El joven no le gustó a la señora Moreau. Comía mucho, no iba los domingos a los oficios, pronunciaba discursos republicanos; en fin, ella sospechó que había llevado a su hijo a lugares deshonestos. Vigilaron sus relaciones. Todo esto contribuyó a que su amistad se estrechara cada día más; y hubo unas despedidas tristes cuando Deslauriers, el año siguiente, marchó del colegio para ir a estudiar Derecho a París.
Frédéric contaba con reencontrarse allí. No se habían visto desde hacía dos años, y después de largos abrazos se fueron a los puentes para charlar más a sus anchas.
El capitán, que ahora regentaba un billar en Villenauxe, se había puesto furioso cuando su hijo le había exigido la rendición de cuentas de su tutela e incluso le había cortado de raíz la pensión alimenticia. Pero, como el muchacho quería concursar más adelante a una cátedra en la Escuela y no tenía dinero, aceptó en Troyes una plaza de pasante con un abogado. A fuerza de privaciones economizaría cuatro mil francos, y si no debía cobrar nada de la herencia materna, trabajaría libremente durante tres años, esperando una colocación. Había que abandonar, por tanto, su viejo proyecto de vivir juntos en la capital al menos por el momento.

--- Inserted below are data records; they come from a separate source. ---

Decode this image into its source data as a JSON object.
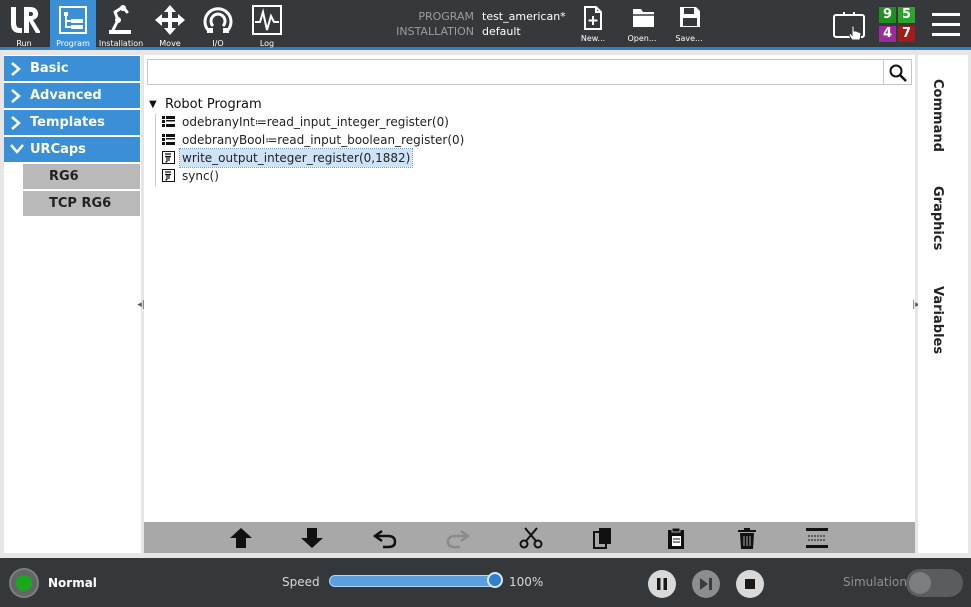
{
  "topbar": {
    "nav": [
      {
        "id": "run",
        "label": "Run",
        "icon": "ur-logo-icon",
        "active": false
      },
      {
        "id": "program",
        "label": "Program",
        "icon": "program-tree-icon",
        "active": true
      },
      {
        "id": "installation",
        "label": "Installation",
        "icon": "robot-arm-icon",
        "active": false
      },
      {
        "id": "move",
        "label": "Move",
        "icon": "move-arrows-icon",
        "active": false
      },
      {
        "id": "io",
        "label": "I/O",
        "icon": "io-dial-icon",
        "active": false
      },
      {
        "id": "log",
        "label": "Log",
        "icon": "log-chart-icon",
        "active": false
      }
    ],
    "program_label": "PROGRAM",
    "program_value": "test_american*",
    "installation_label": "INSTALLATION",
    "installation_value": "default",
    "file_buttons": [
      {
        "id": "new",
        "label": "New...",
        "icon": "new-file-icon"
      },
      {
        "id": "open",
        "label": "Open...",
        "icon": "open-folder-icon"
      },
      {
        "id": "save",
        "label": "Save...",
        "icon": "save-disk-icon"
      }
    ],
    "counters": [
      {
        "value": "9",
        "color": "#1f8f1f"
      },
      {
        "value": "5",
        "color": "#2aa52a"
      },
      {
        "value": "4",
        "color": "#9b2b9b"
      },
      {
        "value": "7",
        "color": "#a51a1a"
      }
    ]
  },
  "sidebar": {
    "categories": [
      {
        "label": "Basic",
        "expanded": false
      },
      {
        "label": "Advanced",
        "expanded": false
      },
      {
        "label": "Templates",
        "expanded": false
      },
      {
        "label": "URCaps",
        "expanded": true
      }
    ],
    "subitems": [
      {
        "label": "RG6"
      },
      {
        "label": "TCP RG6"
      }
    ]
  },
  "program": {
    "search_placeholder": "",
    "root_label": "Robot Program",
    "nodes": [
      {
        "text": "odebranyInt≔read_input_integer_register(0)",
        "icon": "assignment-icon",
        "selected": false
      },
      {
        "text": "odebranyBool≔read_input_boolean_register(0)",
        "icon": "assignment-icon",
        "selected": false
      },
      {
        "text": "write_output_integer_register(0,1882)",
        "icon": "script-icon",
        "selected": true
      },
      {
        "text": "sync()",
        "icon": "script-icon",
        "selected": false
      }
    ]
  },
  "toolbar": {
    "tools": [
      {
        "id": "move-up",
        "icon": "move-up-icon",
        "enabled": true
      },
      {
        "id": "move-down",
        "icon": "move-down-icon",
        "enabled": true
      },
      {
        "id": "undo",
        "icon": "undo-icon",
        "enabled": true
      },
      {
        "id": "redo",
        "icon": "redo-icon",
        "enabled": false
      },
      {
        "id": "cut",
        "icon": "cut-icon",
        "enabled": true
      },
      {
        "id": "copy",
        "icon": "copy-icon",
        "enabled": true
      },
      {
        "id": "paste",
        "icon": "paste-icon",
        "enabled": true
      },
      {
        "id": "delete",
        "icon": "trash-icon",
        "enabled": true
      },
      {
        "id": "suppress",
        "icon": "suppress-icon",
        "enabled": true
      }
    ]
  },
  "right_tabs": [
    "Command",
    "Graphics",
    "Variables"
  ],
  "footer": {
    "status": "Normal",
    "status_color": "#19a819",
    "speed_label": "Speed",
    "speed_value": "100%",
    "speed_fraction": 1.0,
    "simulation_label": "Simulation",
    "simulation_on": false
  }
}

Frédéric bajó la cabeza. Era el primero de sus sueños que se hundía.
—Consuélate —dijo el hijo del capitán—, el camino es largo; somos jóvenes. Nos juntaremos. No pienses más en ello.
Lo cogía por las manos y, para distraerlo, le hizo preguntas sobre su viaje.

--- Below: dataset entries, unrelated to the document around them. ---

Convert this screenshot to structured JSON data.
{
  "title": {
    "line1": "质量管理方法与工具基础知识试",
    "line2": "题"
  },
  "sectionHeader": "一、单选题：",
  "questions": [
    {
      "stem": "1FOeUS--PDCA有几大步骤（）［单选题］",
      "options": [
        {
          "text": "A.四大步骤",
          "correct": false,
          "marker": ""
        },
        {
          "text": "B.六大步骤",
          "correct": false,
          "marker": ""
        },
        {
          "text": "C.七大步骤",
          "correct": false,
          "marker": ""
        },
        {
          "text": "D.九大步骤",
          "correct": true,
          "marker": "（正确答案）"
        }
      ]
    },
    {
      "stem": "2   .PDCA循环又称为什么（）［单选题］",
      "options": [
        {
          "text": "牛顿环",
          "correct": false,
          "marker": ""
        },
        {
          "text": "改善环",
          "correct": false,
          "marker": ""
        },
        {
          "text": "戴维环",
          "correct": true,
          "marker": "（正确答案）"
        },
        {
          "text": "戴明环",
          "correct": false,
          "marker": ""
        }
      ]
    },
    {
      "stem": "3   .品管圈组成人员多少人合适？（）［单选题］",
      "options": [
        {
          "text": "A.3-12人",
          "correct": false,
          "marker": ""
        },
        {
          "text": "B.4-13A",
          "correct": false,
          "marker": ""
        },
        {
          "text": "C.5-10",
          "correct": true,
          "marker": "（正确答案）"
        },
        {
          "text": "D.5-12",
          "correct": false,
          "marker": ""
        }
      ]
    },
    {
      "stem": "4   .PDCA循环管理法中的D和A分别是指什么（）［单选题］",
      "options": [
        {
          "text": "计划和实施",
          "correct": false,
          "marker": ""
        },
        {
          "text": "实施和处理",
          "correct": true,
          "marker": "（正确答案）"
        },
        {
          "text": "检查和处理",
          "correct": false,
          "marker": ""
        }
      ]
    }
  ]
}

Frédéric no tuvo gran cosa que contar. Pero el recuerdo de Mme. Arnoux hizo desaparecer su tristeza. No habló de ella por pudor. Se extendió, por el contrario, sobre Arnoux, contando sus discursos, sus gestos, sus relaciones; y Deslauriers le animó a cultivar esta amistad.
En estos últimos tiempos, Frédéric no había escrito nada; sus opiniones habían cambiado: por encima de todo estimaba la pasión; Werther[4], René, Frank, Lara, Lélia y otros más mediocres le entusiasmaban igualmente. A veces la música le parecía lo único capaz de expresar sus turbaciones interiores; entonces, soñaba sinfonías; o bien la superficie de las cosas le absorbía y quería pintar. Había escrito versos, sin embargo; Deslauriers los encontró muy bellos, pero no le animó a seguir haciéndolo.

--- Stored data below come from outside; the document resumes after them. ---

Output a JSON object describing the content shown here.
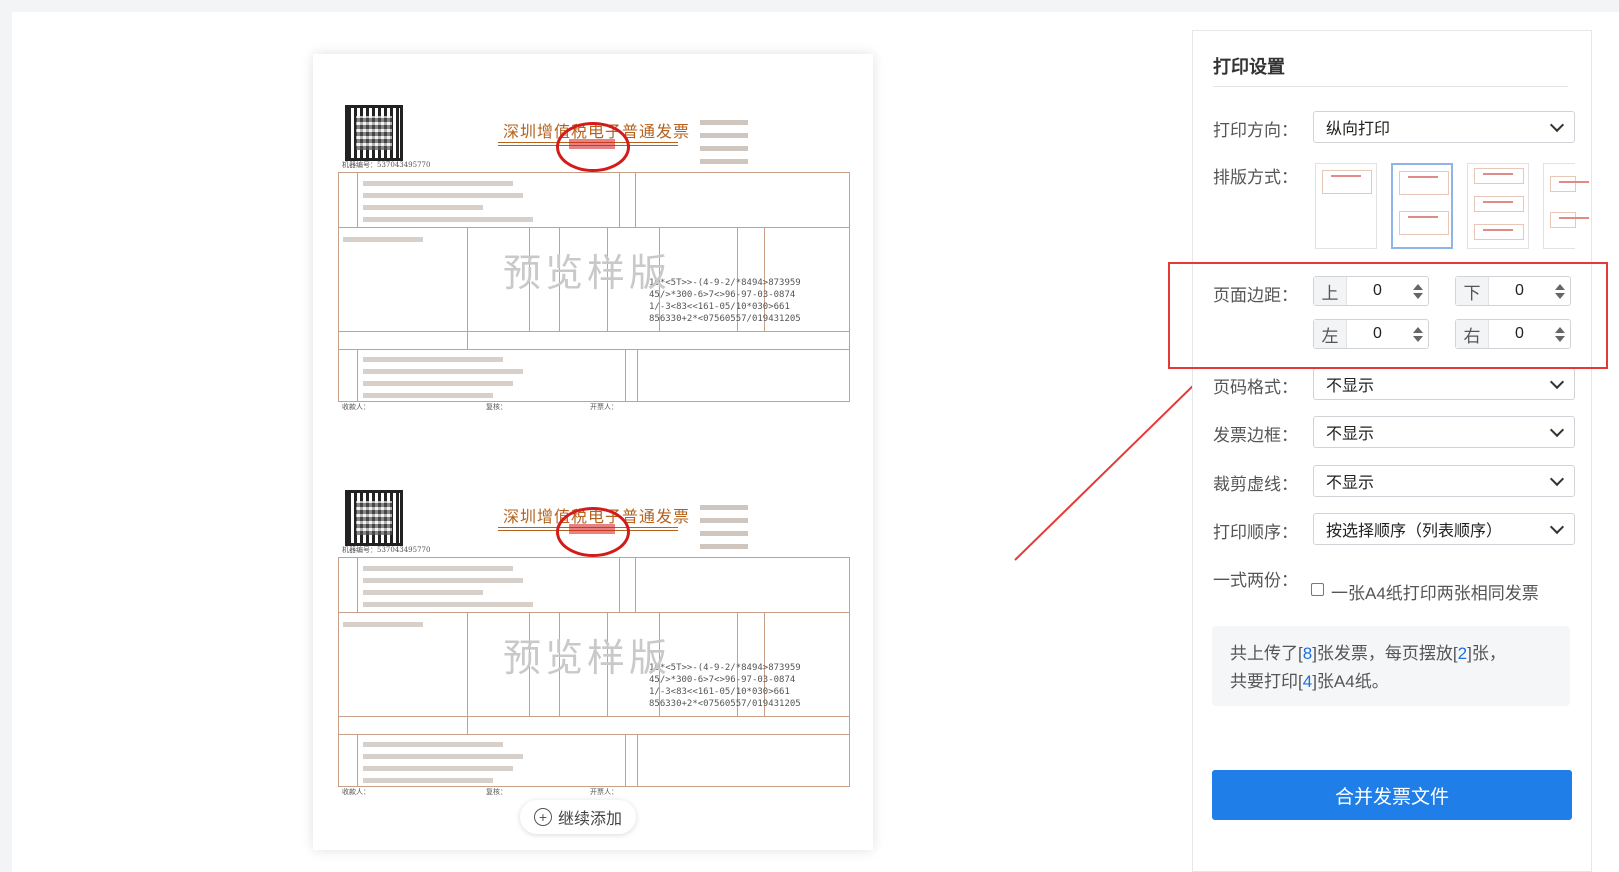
{
  "preview": {
    "invoice_title": "深圳增值税电子普通发票",
    "watermark": "预览样版",
    "machine_no": "机器编号：537043495770",
    "code_lines": [
      "10*<5T>>-(4-9-2/*8494>873959",
      "45/>*300-6>7<>96-97-03-0874",
      "1/-3<83<<161-05/10*030>661",
      "856330+2*<07560557/019431205"
    ],
    "footer_labels": [
      "收款人：",
      "复核：",
      "开票人："
    ],
    "add_more_label": "继续添加"
  },
  "settings": {
    "title": "打印设置",
    "orientation_label": "打印方向：",
    "orientation_value": "纵向打印",
    "layout_label": "排版方式：",
    "margin_label": "页面边距：",
    "margins": {
      "top_tag": "上",
      "top_value": "0",
      "bottom_tag": "下",
      "bottom_value": "0",
      "left_tag": "左",
      "left_value": "0",
      "right_tag": "右",
      "right_value": "0"
    },
    "page_number_label": "页码格式：",
    "page_number_value": "不显示",
    "border_label": "发票边框：",
    "border_value": "不显示",
    "crop_label": "裁剪虚线：",
    "crop_value": "不显示",
    "order_label": "打印顺序：",
    "order_value": "按选择顺序（列表顺序）",
    "duplicate_label": "一式两份：",
    "duplicate_option": "一张A4纸打印两张相同发票",
    "summary": {
      "part1": "共上传了[",
      "uploaded": "8",
      "part2": "]张发票，每页摆放[",
      "per_page": "2",
      "part3": "]张，",
      "part4": "共要打印[",
      "sheets": "4",
      "part5": "]张A4纸。"
    },
    "merge_button": "合并发票文件"
  },
  "colors": {
    "primary": "#1f7ee8",
    "highlight": "#e53935",
    "number": "#1e6fd9"
  }
}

En cuanto a él, ya no se dedicaba a la metafísica. Le preocupaban la Economía Política y la Revolución francesa. Ahora era un pobre diablo de veintidós años, delgado, con una boca grande, de aspecto resuelto. Aquella tarde llevaba una chaqueta ligera y sus zapatos estaban llenos de polvo, pues había ido a pie desde Villenauxe expresamente para ver a Frédéric.
Isidore los abordó. La señora rogaba al señor que volviera a casa, y, temiendo que tuviese frío, le mandó su abrigo.
—Quédate —dijo Deslauriers.
Y siguieron paseando de un extremo al otro de los dos puentes que se apoyan sobre la isla estrecha formada por el canal y el río.
Cuando iban hacia Nogent veían enfrente un grupo de casas que se inclinaban un poco; a la derecha aparecía la iglesia detrás de los molinos de madera cuyas compuertas estaban cerradas; y, a la izquierda, los setos de arbustos, a lo largo del río, cercaban huertos, que apenas se distinguían. Pero, del lado de París, la carretera principal bajaba en línea recta, y a lo lejos se perdían praderas entre los vapores de la noche. La noche estaba silenciosa y de una claridad blanquecina. Hasta ellos llegaban olores de follaje húmedo; la caída de la toma de agua, cien pasos más lejos, murmuraba ese gran ruido suave que hacen las olas en las tinieblas.
Deslauriers se detuvo y dijo:
—Esas buenas gentes que duermen tranquilas, es curioso.